Her small hand covered my mouth. “Let me finish, Ethan.” I nodded and she continued. “I saw that caption, and it struck me that the most ridiculous thing about it was the thought of you bringing a date to the Academy Awards.” She laughed bitterly. “One year, that’s how long we’ve been together. I’ve never met your family. You’ve never mentioned me in a single interview. It didn’t remotely cross your mind to bring me to the Golden Globes. I can’t even leave a toothbrush at your house to use on those rare occasions when you actually let me spend the night.”
“Come on, Jen. I like my privacy and some downtime when I’m here and not filming or making the fucking morning-show circuit. You know that. I didn’t think you were in this relationship for publicity! Nice to know you’ve been using me all this time.”

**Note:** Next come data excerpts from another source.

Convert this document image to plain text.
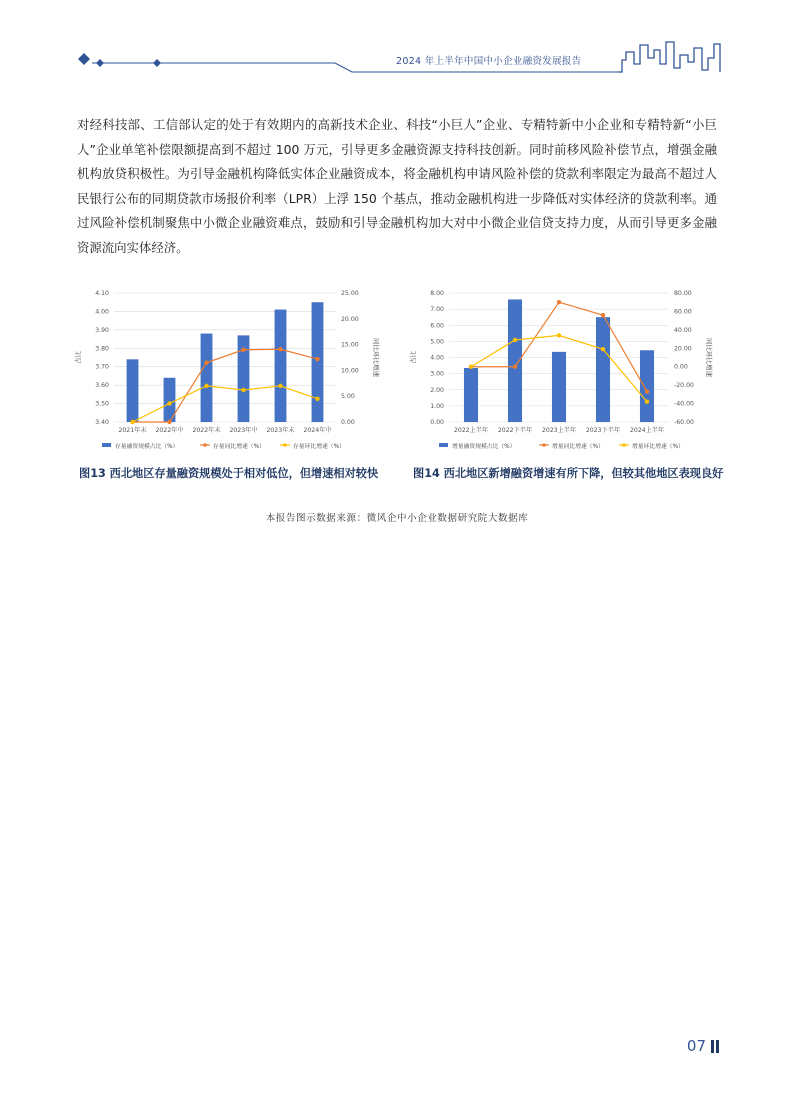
2024 年上半年中国中小企业融资发展报告

对经科技部、工信部认定的处于有效期内的高新技术企业、科技“小巨人”企业、专精特新中小企业和专精特新“小巨人”企业单笔补偿限额提高到不超过 100 万元，引导更多金融资源支持科技创新。同时前移风险补偿节点，增强金融机构放贷积极性。为引导金融机构降低实体企业融资成本，将金融机构申请风险补偿的贷款利率限定为最高不超过人民银行公布的同期贷款市场报价利率（LPR）上浮 150 个基点，推动金融机构进一步降低对实体经济的贷款利率。通过风险补偿机制聚焦中小微企业融资难点，鼓励和引导金融机构加大对中小微企业信贷支持力度，从而引导更多金融资源流向实体经济。

3.40
3.50
3.60
3.70
3.80
3.90
4.00
4.10
0.00
5.00
10.00
15.00
20.00
25.00
占比	同比环比增速
2021年末 2022年中 2022年末 2023年中 2023年末 2024年中
存量融资规模占比（%）	存量同比增速（%）	存量环比增速（%）
图13 西北地区存量融资规模处于相对低位，但增速相对较快
0.00
1.00
2.00
3.00
4.00
5.00
6.00
7.00
8.00
-60.00
-40.00
-20.00
0.00
20.00
40.00
60.00
80.00
占比	同比环比增速
2022上半年 2022下半年 2023上半年 2023下半年 2024上半年
增量融资规模占比（%）	增量同比增速（%）	增量环比增速（%）
图14 西北地区新增融资增速有所下降，但较其他地区表现良好
本报告图示数据来源：微风企中小企业数据研究院大数据库
07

I shouldn’t have raised my voice but, damn, I hadn’t seen that one coming. Sure, I’d had girlfriends over the years who’d been with me because I was the next big thing, and then the “next” dropped out of that description and the dating options multiplied. It’s amazing how many people want to date the guy whose name has top billing in that year’s summer blockbuster. Anyway, I never thought Jen was with me to further her own career.
“I’m not in this for publicity, Ethan, and you know that! But I’m almost thirty years old. I want to have kids someday, get married. And when I was looking at that magazine, I got to thinking. If the possibility of my boyfriend dating an alien seemed higher than the possibility of my boyfriend actually including me in his life, well, maybe he shouldn’t be my boyfriend anymore.” She paused and swallowed before finishing in a whisper, “Because there’s really no way he’d ever want to be my husband.”